Blockchain, the underlying technology behind bitcoin, is a financial ledger maintained by a network of computers that can track the movement of any asset without the need for a central regulator
Bitcoin hit a record $1,760.40 on the BitStamp platform and was last at $1,747.89, up 6 percent on the day. So far this year, bitcoin has surged nearly 80 percent. Bitcoin's market capitalization on Tuesday soared to $52.5 billion, according to data from coinmarketcap.com.
Aside from being an asset that can be traded on exchanges like stocks and bonds, bitcoin has become a mode of payment for some retailers, such as Overstock.com, and a way to transfer funds without the need for a third party.
"We have an influx of new capital in the space and that capital goes back and forth among crypto-assets and bitcoin," said Chris Burniske, blockchain products leader at ARK Invest in New York, which manages exchange-traded funds.
"Bitcoin is still the main liquidity provider in the market and people use it to buy other crypto-assets."
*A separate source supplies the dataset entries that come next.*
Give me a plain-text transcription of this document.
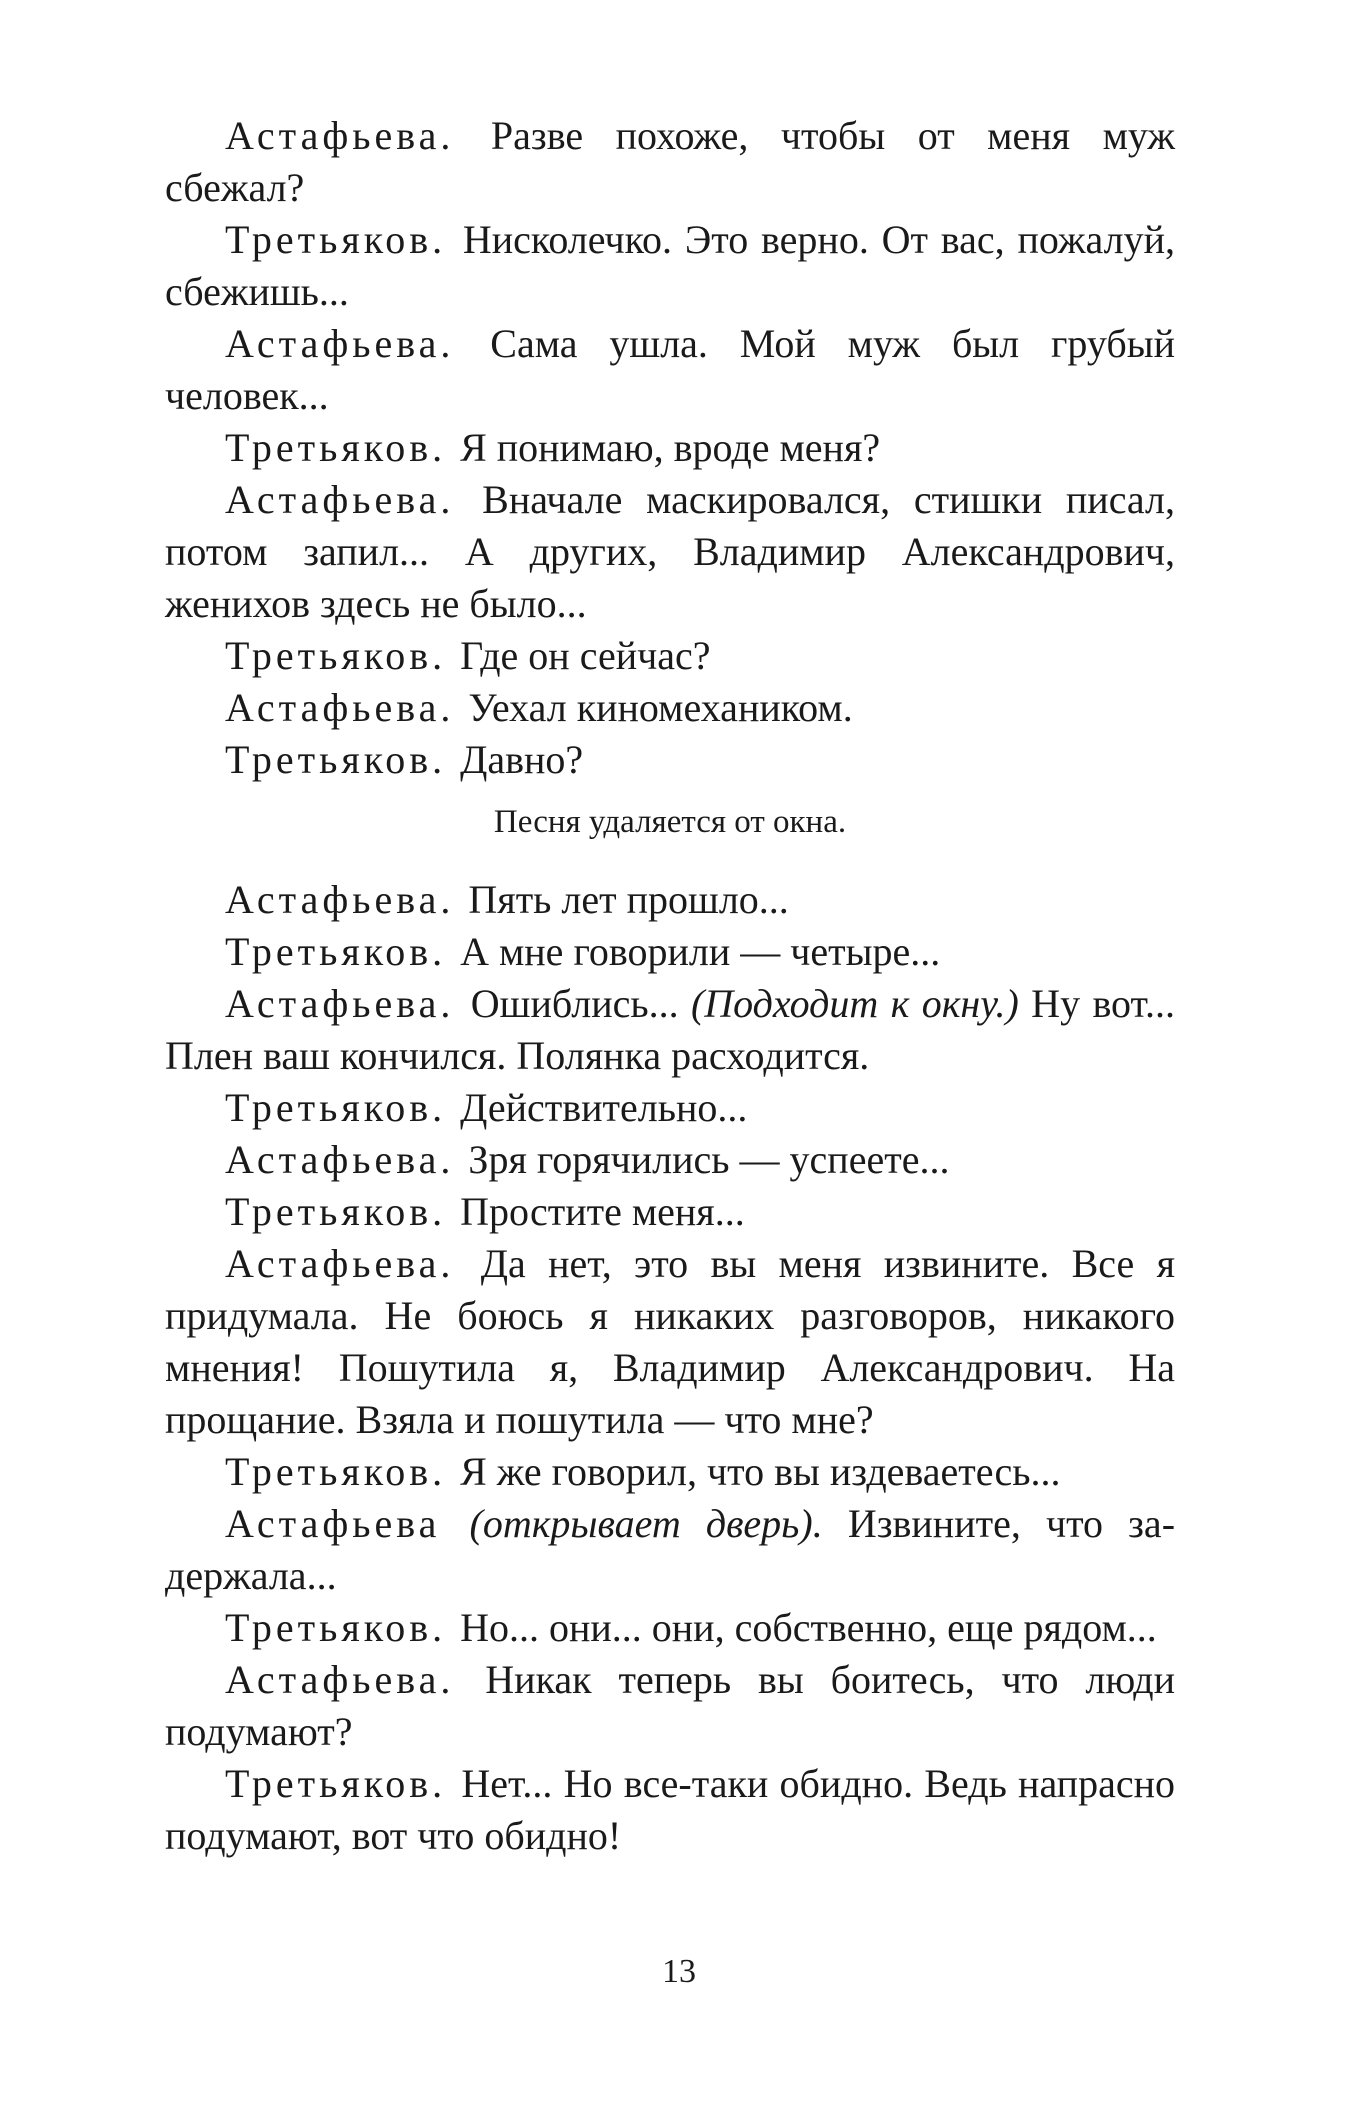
Астафьева. Разве похоже, чтобы от меня муж сбежал?

Третьяков. Нисколечко. Это верно. От вас, пожалуй, сбежишь...

Астафьева. Сама ушла. Мой муж был грубый человек...

Третьяков. Я понимаю, вроде меня?

Астафьева. Вначале маскировался, стишки писал, потом запил... А других, Владимир Александрович, женихов здесь не было...

Третьяков. Где он сейчас?

Астафьева. Уехал киномехаником.

Третьяков. Давно?

Песня удаляется от окна.

Астафьева. Пять лет прошло...

Третьяков. А мне говорили — четыре...

Астафьева. Ошиблись... (Подходит к окну.) Ну вот... Плен ваш кончился. Полянка расходится.

Третьяков. Действительно...

Астафьева. Зря горячились — успеете...

Третьяков. Простите меня...

Астафьева. Да нет, это вы меня извините. Все я придумала. Не боюсь я никаких разговоров, никакого мнения! Пошутила я, Владимир Александрович. На прощание. Взяла и пошутила — что мне?

Третьяков. Я же говорил, что вы издеваетесь...

Астафьева (открывает дверь). Извините, что задержала...

Третьяков. Но... они... они, собственно, еще рядом...

Астафьева. Никак теперь вы боитесь, что люди подумают?

Третьяков. Нет... Но все-таки обидно. Ведь напрасно подумают, вот что обидно!

13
That said, Minneapolis Federal Reserve Bank President Neel Kashkari has been skeptical about bitcoin's outlook, noting that blockchain has more potential for being adopted in the future than the digital currency itself.
"I think sentiment has shifted in the markets, in the Fed," Kashkari said at a technology conference in Minneapolis on Tuesday.
Still, a big part of bitcoin's recent surge is the increase in demand for other digital currencies being sold in so-called "initial coin offerings," or ICOs. Under ICOs, blockchain start-ups sell their tokens directly to the public to raise capital without any regulatory oversight.
At least 40 start-ups have launched an ICO this year, according Smith + Crown data.
"For the first time in financial history, founders can access capital from both large and small investors armed with nothing more than a slick website," said Arthur Hayes, chief executive at crypto-currency derivatives trading platform BitMEX.
Analysts say the foundation for bitcoin's gains was set last July in a process called "halving," in which rewards offered to bitcoin miners shrink. That has constrained bitcoin's supply.
Bitcoin relies on so-called "mining" computers that validate blocks of transactions by competing to solve mathematical puzzles every 10 minutes. In return, the first to solve the puzzle and clear the transaction is rewarded with new bitcoins.